Many without jobs as film production grinds to a halt

With film production on hold, many in the industry have little to do.

Bollywood makeup artist Arti Nayar - who has worked for more than a decade with stars such as Sonam Kapoor-Ahuja, Katrina Kaif and Alia Bhatt - said projects and events she was to work on this summer have been pushed back indefinitely because of the virus.

"The light boys, the people who look after your food, all of us are essentially daily-wage earners," Nayar said.

"So, when a shoot gets cancelled, it is going to hit us financially because you plan your life according to what you earn."

The Producers Guild of India (GUILD) has set up a relief fund for those paid per day - such as hairstylists, makeup artists and assistants working within technical departments.

Siddharth Roy Kapur, president of the GUILD, has urged members of the film fraternity to make contributions in an effort to "minimise the disruption in the lives of our valued colleagues and associates in this difficult time".

When it comes to recouping lost budgets, Nahta predicted that big names - both in front and behind the camera - may have to take a pay cut. He noted that fees for top stars take up the biggest chunk of the budget and are most likely to be targeted.

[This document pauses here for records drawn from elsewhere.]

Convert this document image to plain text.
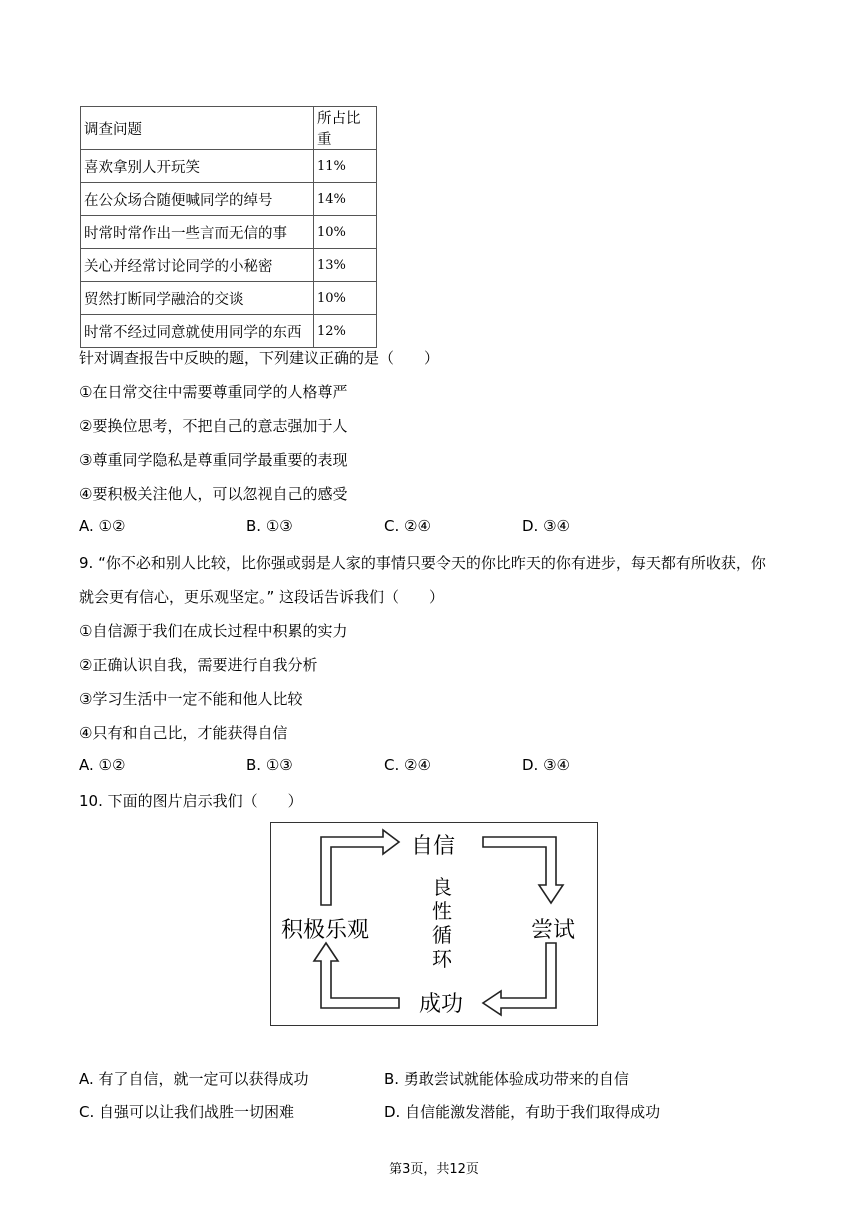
调查问题	所占比重
喜欢拿别人开玩笑	11%
在公众场合随便喊同学的绰号	14%
时常时常作出一些言而无信的事	10%
关心并经常讨论同学的小秘密	13%
贸然打断同学融洽的交谈	10%
时常不经过同意就使用同学的东西	12%
针对调查报告中反映的题，下列建议正确的是（　　）
①在日常交往中需要尊重同学的人格尊严
②要换位思考，不把自己的意志强加于人
③尊重同学隐私是尊重同学最重要的表现
④要积极关注他人，可以忽视自己的感受
A. ①②	B. ①③	C. ②④	D. ③④
9. “你不必和别人比较，比你强或弱是人家的事情只要令天的你比昨天的你有进步，每天都有所收获，你
就会更有信心，更乐观坚定。” 这段话告诉我们（　　）
①自信源于我们在成长过程中积累的实力
②正确认识自我，需要进行自我分析
③学习生活中一定不能和他人比较
④只有和自己比，才能获得自信
A. ①②	B. ①③	C. ②④	D. ③④
10. 下面的图片启示我们（　　）
自信
尝试
成功
积极乐观
良
性
循
环
A. 有了自信，就一定可以获得成功	B. 勇敢尝试就能体验成功带来的自信
C. 自强可以让我们战胜一切困难	D. 自信能激发潜能，有助于我们取得成功
第3页，共12页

Industry veterans warn the steepest slump in years may lie ahead for Bollywood, as virus infections in Mumbai, the home of the Hindi movie industry, make up about a fifth of India's tally.

"Everything will have to be calculated after the lockdown ends and some form of normalcy returns," said Bhanushali.

For Sakshi Bhagat, whose dreams of becoming a filmmaker lured her to Mumbai in 2013 from the northern temple town of Varanasi, the lockdown has been a rude shock.

"It's been so difficult to get payments from production houses for work I did," said the assistant director. "No one wants to pay."